P. Moulin répond aux allégations de M. de Lorgeril sur les effets néfastes des statines.
Concernant leurs effets secondaires, le risque de myopathies (connu) et de diabète est retrouvé ainsi qu’une très probable augmentation du risque d’AVC hémorragique. L’auteur rappelle cependant que ces risques sont inférieurs aux bénéfices des statines en termes de morbimortalité par baisse des accidents cardiovasculaires majeurs, des AVC ischémiques et des décès (en particulier par morbidité cardiovasculaire). Le bénéfice maximal du traitement dépend du risque individuel cardiovasculaire de l’utilisateur. La baisse d’1 mmol/l de LDL cholestérol diminue de 25 % par an le risque d’accidents cardiovasculaires majeurs.
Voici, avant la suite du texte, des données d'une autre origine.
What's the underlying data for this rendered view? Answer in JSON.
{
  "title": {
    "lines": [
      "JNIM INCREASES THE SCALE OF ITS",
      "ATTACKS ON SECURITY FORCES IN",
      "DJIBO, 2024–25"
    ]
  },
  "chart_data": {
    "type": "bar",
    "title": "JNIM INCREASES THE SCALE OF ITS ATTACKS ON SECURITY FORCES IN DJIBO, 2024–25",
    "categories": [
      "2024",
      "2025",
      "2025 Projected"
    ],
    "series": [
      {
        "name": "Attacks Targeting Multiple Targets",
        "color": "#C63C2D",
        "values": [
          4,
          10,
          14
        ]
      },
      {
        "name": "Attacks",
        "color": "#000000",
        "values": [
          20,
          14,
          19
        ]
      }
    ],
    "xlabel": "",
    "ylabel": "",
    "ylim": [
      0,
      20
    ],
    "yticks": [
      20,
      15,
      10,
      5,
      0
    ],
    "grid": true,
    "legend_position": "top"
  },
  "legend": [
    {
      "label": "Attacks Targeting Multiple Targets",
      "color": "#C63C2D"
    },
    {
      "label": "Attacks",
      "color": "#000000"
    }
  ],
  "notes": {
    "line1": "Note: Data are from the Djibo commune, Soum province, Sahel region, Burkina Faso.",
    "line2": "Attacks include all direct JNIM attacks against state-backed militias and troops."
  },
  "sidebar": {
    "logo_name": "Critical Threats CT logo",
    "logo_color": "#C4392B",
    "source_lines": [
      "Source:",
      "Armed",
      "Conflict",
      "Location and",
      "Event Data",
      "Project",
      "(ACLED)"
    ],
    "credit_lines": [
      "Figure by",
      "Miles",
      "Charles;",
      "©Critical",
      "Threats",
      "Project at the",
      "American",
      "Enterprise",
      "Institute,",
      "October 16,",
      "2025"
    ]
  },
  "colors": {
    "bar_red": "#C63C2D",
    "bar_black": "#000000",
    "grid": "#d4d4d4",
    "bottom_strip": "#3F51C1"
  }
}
Par exemple, pour 10 000 patients traités pendant 5 ans par 40 mg d’atorvastatine, on s’attend à 5 cas de myopathies, 50 à 100 nouveaux cas de diabètes, et 5 à 10 AVC hémorragiques, sans impact sur la mortalité. En comparaison, la diminution de 2 mmol de LDL cholestérol chez ces 10 000 patients permet d’éviter 1 500 évènements cardiovasculaires majeurs, 1 000 en prévention secondaire et 500 en prévention primaire (1).
Il n’existe pas d’arguments pour un impact des statines sur le plan cognitif (risque de démence), oculaire (cataracte) ou sur le plan oncologique. Ces risques, retrouvés dans des études d’observation, n’ont pas été mis en évidence dans des études randomisées prospectives contre placebo et seraient liés à des biais méthodologiques. En ce qui concerne le risque cognitif, il existerait même un effet protecteur dans certaines études comme dans l’analyse du registre suédois « very elderly » des plus de 80 ans. Dans une étude taïwanaise portant sur 60 000 patients avec un suivi de 12 ans, de fortes doses de statine ont un effet protecteur avec un odds ratio à 0,7 (2). Par ailleurs, dans ces mêmes études (randomisées contre placebo), le taux d’effets secondaires « mineurs » attribuées habituellement aux statines ne serait pas plus fréquents que sous placebo.
L’impact de ces allégations sur les « pseudo-effets secondaires » des statines pourraient entrainer un arrêt ou une moindre utilisation dans des populations réellement à risque avec des conséquences majeures en termes d’évènements cardiovasculaires.